Scipy CSR Matrix Element-wise Addition


Unlike numpy arrays/matrices, CSR matrix seems not to allow automatic broadcasting. There are methods in the CSR implementation for element-wise multiplication, but not addition. How to add to a CSR Sparse matrix by a scalar efficiently?


Solution

  • Here we want to add a scalar to the non-zero entries and leave alone the matrix sparseness, i.e. do not touch the zero entries.


    From the fine Scipy docs (** emphasis ** is mine):

    Attributes
    
    nnz                   Get the count of explicitly-stored values (nonzeros)  
    has_sorted_indices    Determine whether the matrix has sorted indices  
    dtype (dtype)         Data type of the matrix  
    shape (2-tuple)       Shape of the matrix  
    ndim  (int)           Number of dimensions (this is always 2)  
    **data                CSR format data array of the matrix** 
    indices               CSR format index array of the matrix  
    indptr                CSR format index pointer array of the matrix
    

    So I tried (the first part is "stolen" from the referenced documentation)

    In [18]: from scipy import *
    
    In [19]: from scipy.sparse import *
    
    In [20]: row = array([0,0,1,2,2,2])
        ...: col = array([0,2,2,0,1,2])
        ...: data =array([1,2,3,4,5,6])
        ...: a = csr_matrix( (data,(row,col)), shape=(3,3))
        ...: 
    
    In [21]: a.todense()
    Out[21]: 
    matrix([[1, 0, 2],
            [0, 0, 3],
            [4, 5, 6]], dtype=int64)
    
    In [22]: a.data += 10
    
    In [23]: a.todense()
    Out[23]: 
    matrix([[11,  0, 12],
            [ 0,  0, 13],
            [14, 15, 16]], dtype=int64)
    
    In [24]: 
    

    It works. Should you save the original matrix you can use the constructor using a modified data array.


    Disclaimer

    This answer addresses this interpretation of the question

    I have a sparse matrix, I want to add a scalar to the non zero entries, preserving the sparseness both of the matrix and of its programmatic representation.

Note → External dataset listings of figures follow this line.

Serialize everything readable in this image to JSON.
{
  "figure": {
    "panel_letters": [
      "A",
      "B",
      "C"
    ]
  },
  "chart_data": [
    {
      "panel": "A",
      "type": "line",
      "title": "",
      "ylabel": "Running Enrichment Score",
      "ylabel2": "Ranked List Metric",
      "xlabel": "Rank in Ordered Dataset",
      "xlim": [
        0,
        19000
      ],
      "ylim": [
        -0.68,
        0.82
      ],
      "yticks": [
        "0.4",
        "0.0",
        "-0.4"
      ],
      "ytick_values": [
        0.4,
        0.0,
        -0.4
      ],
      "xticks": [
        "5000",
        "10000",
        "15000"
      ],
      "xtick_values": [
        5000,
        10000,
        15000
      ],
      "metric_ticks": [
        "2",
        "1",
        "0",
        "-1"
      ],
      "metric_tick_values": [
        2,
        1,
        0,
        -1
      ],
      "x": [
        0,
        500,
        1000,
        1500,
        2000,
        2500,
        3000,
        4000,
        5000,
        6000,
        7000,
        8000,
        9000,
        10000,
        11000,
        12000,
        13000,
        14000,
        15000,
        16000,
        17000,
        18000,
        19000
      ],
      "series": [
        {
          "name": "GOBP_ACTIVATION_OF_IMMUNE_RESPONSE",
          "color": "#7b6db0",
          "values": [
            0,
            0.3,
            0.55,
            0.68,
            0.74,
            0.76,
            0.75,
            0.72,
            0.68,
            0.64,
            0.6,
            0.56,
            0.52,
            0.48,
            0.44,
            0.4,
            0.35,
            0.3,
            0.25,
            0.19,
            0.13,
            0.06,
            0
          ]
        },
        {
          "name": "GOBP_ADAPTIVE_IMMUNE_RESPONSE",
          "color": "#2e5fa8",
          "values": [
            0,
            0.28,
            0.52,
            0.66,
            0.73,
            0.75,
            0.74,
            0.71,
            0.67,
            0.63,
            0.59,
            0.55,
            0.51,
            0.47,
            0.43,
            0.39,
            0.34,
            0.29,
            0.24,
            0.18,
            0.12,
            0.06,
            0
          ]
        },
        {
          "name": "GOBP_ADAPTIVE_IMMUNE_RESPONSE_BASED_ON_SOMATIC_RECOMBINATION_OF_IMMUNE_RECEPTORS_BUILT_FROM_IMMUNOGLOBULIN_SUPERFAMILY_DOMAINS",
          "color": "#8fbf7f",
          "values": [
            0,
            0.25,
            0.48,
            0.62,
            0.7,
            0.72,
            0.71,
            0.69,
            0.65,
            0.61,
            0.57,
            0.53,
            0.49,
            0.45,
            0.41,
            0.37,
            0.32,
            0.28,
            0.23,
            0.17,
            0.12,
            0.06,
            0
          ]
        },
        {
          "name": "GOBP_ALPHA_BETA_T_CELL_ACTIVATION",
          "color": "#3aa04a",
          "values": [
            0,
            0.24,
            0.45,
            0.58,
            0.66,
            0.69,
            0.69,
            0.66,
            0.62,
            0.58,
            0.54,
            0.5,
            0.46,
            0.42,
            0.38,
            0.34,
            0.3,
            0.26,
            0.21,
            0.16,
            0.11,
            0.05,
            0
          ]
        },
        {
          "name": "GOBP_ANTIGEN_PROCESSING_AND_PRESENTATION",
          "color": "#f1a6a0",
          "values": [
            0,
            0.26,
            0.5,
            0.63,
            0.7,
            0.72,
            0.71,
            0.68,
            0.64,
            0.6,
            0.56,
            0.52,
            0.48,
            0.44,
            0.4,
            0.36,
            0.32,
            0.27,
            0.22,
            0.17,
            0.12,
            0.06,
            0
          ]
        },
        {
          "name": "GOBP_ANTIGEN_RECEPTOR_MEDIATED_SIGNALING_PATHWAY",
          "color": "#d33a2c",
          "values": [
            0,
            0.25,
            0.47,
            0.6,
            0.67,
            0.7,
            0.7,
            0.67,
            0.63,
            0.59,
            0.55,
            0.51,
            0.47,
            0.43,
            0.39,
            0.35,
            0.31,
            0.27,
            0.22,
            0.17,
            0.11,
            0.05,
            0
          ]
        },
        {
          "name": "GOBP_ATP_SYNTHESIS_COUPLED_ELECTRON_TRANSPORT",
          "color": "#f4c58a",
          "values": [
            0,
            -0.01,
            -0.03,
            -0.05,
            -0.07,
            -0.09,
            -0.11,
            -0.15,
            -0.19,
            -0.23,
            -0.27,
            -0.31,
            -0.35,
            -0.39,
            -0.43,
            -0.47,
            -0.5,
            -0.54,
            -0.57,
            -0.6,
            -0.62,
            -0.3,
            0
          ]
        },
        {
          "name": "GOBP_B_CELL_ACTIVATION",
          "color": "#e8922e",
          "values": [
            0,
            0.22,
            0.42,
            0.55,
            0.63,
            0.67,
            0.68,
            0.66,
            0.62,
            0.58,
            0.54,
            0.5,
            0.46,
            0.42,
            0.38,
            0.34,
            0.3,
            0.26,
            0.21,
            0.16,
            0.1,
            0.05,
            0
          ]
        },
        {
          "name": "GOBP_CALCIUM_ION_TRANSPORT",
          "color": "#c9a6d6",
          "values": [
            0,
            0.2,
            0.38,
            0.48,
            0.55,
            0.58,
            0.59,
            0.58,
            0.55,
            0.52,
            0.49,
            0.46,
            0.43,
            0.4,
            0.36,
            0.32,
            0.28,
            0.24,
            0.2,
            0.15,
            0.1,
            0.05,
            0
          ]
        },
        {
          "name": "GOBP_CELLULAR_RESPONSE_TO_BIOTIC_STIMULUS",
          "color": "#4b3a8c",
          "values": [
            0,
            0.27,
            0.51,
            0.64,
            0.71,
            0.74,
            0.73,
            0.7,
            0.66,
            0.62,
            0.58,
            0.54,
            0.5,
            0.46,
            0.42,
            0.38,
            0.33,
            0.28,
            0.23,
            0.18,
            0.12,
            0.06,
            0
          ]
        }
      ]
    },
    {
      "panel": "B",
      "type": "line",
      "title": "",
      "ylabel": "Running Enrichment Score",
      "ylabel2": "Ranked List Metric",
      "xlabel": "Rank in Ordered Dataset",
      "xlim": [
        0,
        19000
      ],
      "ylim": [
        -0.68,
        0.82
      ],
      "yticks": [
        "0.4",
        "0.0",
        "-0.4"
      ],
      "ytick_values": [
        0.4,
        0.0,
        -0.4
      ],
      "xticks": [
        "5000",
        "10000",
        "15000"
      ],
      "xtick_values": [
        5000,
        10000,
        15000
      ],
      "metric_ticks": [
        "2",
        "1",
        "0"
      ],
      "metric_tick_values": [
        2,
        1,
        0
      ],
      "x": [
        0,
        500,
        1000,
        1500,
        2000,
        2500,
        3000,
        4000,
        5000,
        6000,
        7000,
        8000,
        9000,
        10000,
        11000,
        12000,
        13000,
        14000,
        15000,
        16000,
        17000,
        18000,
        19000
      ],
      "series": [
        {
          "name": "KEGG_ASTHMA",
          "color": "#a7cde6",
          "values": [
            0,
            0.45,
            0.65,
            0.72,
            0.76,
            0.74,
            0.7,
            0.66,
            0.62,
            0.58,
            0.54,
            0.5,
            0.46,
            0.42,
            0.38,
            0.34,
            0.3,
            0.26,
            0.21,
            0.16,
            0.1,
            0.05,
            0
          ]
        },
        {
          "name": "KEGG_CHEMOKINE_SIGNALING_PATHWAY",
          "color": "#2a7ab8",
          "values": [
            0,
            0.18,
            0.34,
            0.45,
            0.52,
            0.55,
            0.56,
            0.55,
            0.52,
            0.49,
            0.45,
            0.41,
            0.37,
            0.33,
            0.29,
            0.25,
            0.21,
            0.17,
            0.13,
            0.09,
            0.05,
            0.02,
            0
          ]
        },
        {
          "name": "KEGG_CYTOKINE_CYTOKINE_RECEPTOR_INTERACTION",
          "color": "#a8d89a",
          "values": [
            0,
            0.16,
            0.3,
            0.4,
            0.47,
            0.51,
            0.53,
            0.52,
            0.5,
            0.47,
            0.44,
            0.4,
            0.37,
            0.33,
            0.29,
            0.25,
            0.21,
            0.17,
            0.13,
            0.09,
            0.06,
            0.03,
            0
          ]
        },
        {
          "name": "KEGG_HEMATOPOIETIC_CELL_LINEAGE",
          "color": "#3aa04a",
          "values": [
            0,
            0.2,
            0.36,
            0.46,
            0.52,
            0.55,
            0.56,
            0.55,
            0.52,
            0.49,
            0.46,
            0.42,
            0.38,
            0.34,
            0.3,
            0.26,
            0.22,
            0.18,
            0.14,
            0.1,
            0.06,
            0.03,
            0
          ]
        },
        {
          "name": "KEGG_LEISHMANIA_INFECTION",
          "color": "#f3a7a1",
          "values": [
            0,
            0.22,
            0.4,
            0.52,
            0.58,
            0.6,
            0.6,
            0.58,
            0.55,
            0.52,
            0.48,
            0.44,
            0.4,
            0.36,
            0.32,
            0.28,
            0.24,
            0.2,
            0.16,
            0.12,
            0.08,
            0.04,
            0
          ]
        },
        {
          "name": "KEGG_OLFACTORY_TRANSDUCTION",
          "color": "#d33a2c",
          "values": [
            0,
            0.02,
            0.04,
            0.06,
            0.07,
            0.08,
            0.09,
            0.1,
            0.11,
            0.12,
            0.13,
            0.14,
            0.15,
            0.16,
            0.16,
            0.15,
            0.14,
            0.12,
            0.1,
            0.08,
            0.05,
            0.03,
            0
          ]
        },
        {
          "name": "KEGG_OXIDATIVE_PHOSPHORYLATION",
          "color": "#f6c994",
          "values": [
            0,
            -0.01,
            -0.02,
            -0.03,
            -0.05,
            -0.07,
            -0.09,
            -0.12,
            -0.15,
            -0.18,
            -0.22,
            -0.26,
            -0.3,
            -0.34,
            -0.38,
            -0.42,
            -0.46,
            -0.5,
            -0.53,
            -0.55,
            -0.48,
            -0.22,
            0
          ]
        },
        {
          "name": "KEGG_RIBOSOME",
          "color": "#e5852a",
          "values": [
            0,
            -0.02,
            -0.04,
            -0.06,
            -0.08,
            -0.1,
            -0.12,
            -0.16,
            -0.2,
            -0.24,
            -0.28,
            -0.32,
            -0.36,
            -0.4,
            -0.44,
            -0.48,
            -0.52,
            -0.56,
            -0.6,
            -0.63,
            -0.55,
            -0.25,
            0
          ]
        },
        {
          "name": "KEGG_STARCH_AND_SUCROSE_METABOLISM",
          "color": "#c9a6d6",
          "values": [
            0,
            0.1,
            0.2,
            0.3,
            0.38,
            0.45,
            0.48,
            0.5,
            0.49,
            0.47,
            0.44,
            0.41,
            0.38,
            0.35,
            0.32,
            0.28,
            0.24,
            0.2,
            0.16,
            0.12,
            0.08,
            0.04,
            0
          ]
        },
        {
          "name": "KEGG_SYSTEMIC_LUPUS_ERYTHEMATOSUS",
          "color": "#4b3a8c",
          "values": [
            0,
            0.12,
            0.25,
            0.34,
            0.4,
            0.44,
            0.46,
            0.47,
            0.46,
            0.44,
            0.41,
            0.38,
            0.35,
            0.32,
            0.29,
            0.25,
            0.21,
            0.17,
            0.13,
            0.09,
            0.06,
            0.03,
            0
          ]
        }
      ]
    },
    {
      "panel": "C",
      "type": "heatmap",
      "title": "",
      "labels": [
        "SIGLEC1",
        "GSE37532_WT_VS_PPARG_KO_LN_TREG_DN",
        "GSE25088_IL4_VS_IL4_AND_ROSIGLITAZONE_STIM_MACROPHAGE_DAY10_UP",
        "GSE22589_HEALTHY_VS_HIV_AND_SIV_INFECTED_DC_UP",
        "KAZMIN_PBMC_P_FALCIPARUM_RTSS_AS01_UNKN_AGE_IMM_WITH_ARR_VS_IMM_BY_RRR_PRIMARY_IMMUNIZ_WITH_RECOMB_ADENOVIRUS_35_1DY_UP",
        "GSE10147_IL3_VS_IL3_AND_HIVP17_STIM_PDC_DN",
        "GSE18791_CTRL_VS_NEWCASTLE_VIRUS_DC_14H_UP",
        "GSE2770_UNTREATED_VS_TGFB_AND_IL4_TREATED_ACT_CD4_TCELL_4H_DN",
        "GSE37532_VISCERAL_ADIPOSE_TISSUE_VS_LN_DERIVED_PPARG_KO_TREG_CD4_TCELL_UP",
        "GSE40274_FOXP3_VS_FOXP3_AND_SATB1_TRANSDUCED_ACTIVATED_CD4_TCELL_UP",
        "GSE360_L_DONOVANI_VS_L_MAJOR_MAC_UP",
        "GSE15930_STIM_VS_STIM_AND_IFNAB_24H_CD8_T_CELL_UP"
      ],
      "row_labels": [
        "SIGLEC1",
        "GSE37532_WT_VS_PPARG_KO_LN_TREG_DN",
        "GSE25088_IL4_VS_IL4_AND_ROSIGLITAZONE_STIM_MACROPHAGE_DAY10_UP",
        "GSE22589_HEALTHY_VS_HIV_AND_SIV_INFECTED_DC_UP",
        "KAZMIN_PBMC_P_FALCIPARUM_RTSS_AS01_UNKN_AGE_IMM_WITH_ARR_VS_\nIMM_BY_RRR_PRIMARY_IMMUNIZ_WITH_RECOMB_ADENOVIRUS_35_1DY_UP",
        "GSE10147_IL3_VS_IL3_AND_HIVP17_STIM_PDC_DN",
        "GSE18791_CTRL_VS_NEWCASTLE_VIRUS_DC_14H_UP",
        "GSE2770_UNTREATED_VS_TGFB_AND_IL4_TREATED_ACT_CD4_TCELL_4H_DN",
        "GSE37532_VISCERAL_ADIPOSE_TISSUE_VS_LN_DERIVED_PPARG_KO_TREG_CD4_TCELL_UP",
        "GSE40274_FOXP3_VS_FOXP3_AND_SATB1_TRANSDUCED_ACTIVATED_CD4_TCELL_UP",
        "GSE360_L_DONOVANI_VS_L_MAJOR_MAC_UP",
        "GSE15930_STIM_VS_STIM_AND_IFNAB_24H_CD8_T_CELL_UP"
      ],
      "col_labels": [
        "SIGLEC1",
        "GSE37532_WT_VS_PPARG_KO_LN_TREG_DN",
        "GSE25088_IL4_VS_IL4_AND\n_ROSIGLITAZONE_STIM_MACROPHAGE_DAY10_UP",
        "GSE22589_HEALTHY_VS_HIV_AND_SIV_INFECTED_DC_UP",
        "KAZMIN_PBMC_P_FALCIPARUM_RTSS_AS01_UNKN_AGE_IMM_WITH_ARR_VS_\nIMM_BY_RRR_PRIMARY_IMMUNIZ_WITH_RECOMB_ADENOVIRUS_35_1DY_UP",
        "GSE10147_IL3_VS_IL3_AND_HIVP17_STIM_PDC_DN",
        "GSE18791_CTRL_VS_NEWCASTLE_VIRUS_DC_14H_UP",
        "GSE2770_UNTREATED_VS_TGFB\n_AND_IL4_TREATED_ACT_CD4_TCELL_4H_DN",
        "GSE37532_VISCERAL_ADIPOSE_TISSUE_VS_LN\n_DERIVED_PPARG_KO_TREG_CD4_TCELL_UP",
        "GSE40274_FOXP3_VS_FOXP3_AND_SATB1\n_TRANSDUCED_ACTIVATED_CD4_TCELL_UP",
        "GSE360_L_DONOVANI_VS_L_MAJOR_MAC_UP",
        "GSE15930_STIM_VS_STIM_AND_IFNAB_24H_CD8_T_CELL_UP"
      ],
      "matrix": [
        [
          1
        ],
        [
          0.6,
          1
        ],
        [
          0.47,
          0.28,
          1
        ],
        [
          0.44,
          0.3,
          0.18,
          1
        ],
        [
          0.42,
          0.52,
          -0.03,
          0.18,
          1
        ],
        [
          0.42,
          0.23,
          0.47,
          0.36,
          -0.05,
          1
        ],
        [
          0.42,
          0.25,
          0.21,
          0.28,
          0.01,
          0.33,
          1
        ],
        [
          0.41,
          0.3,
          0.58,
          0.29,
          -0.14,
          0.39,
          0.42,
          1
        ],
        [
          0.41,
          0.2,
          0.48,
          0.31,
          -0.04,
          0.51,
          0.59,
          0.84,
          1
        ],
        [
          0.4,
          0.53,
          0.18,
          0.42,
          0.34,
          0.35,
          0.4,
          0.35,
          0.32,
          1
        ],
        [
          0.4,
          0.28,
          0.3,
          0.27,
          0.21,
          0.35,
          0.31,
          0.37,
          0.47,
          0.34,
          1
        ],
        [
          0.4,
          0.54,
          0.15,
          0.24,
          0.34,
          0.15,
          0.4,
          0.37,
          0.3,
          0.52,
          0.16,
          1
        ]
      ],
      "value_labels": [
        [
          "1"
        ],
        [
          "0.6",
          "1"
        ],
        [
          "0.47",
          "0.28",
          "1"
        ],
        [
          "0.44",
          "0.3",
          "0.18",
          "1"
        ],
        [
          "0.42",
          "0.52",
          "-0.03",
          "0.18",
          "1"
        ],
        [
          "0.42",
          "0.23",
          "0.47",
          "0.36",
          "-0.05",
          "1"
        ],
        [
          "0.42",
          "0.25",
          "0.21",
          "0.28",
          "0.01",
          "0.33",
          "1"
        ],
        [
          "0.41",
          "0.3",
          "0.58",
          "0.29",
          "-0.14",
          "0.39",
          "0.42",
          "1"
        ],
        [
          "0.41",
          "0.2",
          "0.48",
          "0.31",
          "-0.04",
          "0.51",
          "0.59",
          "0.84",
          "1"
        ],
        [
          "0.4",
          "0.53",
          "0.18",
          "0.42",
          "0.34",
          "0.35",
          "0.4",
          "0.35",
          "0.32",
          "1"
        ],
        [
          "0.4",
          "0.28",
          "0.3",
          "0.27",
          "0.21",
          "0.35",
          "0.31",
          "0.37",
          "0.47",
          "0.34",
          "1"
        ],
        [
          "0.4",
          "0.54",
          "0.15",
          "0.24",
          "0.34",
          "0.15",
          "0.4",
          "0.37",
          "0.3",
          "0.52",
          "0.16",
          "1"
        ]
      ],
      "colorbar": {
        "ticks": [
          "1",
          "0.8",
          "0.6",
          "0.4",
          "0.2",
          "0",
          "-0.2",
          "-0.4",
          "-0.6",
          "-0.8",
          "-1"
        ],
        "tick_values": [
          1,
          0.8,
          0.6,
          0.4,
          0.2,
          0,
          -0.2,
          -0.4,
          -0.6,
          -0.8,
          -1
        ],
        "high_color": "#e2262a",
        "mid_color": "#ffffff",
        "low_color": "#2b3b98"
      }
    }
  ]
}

    My reasoning for choosing this interpretation is that adding a scalar to all entries turns the sparse matrix in a VERY dense matrix...

    If this is the correct interpretation, I don't know: on one hand the OP approved my answer (at least today 2017-07-13) on the other hand in the comments beneath their question it seems they has of a different opinion.

    The answer is however useful in the use case that the sparse matrix represents, e.g., sparse measurements and you want to correct a measurement bias, subtract a mean value, etc. so I'm going to leave it here, even if it can be judged controversial.